Cao is the principal investigator for a plan on “Quantum-Resistant Cryptography in Supercomputing Scientific Applications.” This will enable a network instrument to measure the adoption rate of PQC and allow universities and research centers to switch to PQC in order to safeguard sensitive data and scientific research. The project will set a national example of migrating cyberinfrastructure to be quantum resistant and build public trust in the security of scientific computing by demonstrating the increased adoption rate over time.
Cao is joined by co-principal investigators and NCSA researchers Anita Nikolich, Ravishankar Iyer and Santiago Núñez-Corrales.
“Transitioning to PQC algorithms across sectors will be a lengthy process,” Nikolich said. “Our work will be the first step to understanding the scope of the problem in the scientific infrastructure community.
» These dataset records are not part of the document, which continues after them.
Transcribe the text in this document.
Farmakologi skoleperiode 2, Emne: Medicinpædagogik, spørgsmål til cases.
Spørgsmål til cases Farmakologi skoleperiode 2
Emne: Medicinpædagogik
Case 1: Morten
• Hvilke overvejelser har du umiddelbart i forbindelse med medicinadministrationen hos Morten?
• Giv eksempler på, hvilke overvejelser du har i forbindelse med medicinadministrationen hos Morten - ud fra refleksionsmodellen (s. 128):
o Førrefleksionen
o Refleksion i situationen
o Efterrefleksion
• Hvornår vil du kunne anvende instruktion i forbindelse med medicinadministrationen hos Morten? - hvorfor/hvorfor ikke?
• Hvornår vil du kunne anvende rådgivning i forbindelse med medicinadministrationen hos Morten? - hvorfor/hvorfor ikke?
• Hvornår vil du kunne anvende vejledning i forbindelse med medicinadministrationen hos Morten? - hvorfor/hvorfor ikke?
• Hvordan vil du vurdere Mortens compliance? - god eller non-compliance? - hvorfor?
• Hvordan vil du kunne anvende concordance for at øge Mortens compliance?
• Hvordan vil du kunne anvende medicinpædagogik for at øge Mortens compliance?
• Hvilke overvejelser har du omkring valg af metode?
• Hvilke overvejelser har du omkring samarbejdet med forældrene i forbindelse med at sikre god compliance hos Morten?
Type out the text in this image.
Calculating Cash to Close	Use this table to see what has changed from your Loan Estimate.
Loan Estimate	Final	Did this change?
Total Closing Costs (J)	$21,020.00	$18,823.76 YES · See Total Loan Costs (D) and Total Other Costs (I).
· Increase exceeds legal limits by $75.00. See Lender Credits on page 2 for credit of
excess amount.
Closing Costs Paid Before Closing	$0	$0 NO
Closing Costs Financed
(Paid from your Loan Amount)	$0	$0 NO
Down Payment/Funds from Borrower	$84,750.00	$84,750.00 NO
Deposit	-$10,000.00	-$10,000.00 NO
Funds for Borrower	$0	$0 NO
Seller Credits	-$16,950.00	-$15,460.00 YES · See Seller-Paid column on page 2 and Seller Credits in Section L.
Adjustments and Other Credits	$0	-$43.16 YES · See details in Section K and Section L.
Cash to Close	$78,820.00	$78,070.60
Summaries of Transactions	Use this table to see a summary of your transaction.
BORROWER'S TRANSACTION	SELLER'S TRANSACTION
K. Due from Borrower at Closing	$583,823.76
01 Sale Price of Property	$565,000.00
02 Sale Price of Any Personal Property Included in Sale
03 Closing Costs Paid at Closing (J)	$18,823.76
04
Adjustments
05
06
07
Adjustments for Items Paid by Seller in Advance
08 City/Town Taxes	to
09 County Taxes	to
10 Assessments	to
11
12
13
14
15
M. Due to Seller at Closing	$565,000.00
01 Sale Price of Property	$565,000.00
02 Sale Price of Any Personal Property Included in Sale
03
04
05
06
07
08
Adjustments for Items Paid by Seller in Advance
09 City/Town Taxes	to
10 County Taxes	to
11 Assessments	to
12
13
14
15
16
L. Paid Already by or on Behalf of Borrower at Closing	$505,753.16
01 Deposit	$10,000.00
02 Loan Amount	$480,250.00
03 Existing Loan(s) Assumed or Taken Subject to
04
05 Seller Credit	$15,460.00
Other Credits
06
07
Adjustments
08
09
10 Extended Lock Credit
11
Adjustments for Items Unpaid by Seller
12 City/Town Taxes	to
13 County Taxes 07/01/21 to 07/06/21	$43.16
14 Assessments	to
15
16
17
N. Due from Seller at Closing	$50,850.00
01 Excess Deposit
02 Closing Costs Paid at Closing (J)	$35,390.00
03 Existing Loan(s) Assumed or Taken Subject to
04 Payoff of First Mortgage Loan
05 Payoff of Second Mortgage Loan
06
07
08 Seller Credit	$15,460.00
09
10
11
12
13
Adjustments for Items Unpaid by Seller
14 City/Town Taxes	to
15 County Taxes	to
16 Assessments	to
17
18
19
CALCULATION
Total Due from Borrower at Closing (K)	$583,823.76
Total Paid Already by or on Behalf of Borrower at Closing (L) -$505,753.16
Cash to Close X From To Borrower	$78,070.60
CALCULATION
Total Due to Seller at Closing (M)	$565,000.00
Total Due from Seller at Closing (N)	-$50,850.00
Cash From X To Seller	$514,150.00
FABRIC touches multiple locations across the globe, which will give us good points of visibility into the challenge.”
“Quantum computing’s inherent uncertainty presents a unique opportunity to both obscure cryptographic computations and develop novel applications that exploit this uncertainty,” Iyer said. “This proposal aims to explore similar challenges, leveraging NCSA’s world-class computing resources to investigate new attacks targeting supercomputing workloads that were previously impractical.”
“This project opens a new avenue into NCSA’s quantum strategy. Potential future risks introduced by quantum technologies reconfigure now our understanding of the landscape of trust and security in advanced computing,” Núñez-Corrales said.
“Mapping the adoption of PQC protocols will provide valuable information toward hardening cyberinfrastructure nationally. We anticipate this to be a significant and lasting contribution. In addition, and as collaborators within the Illinois Quantum Information Science and Technology Center (IQUIST), our project creates opportunities to interface the expertise of theorists in Quantum Information Science on campus with security concerns found in the regular operation of leadership-class supercomputing facilities.”
“This project will provide valuable input to plans for transitioning SciTokens to PQC, ensuring that our federated ecosystem for authorization on distributed scientific computing infrastructures is prepared to resist quantum computing attacks,” said NCSA Principal Research Scientist Jim Basney and principal investigator of the SciTokens project.
“Understanding the efficiency of token signing and verification, along with the impact on token length, will be essential for planning a smooth transition.”
In August, the U.S. Department of Commerce’s National Institute of Standards and Technology (NIST) finalized its principal set of encryption algorithms designed to withstand cyberattacks from a quantum computer. The results of an eight-year effort by NIST, these encryption standards are an example of the necessary commitment to future computing security, which Cao is involved in through the NIST High Performance Security Working Group.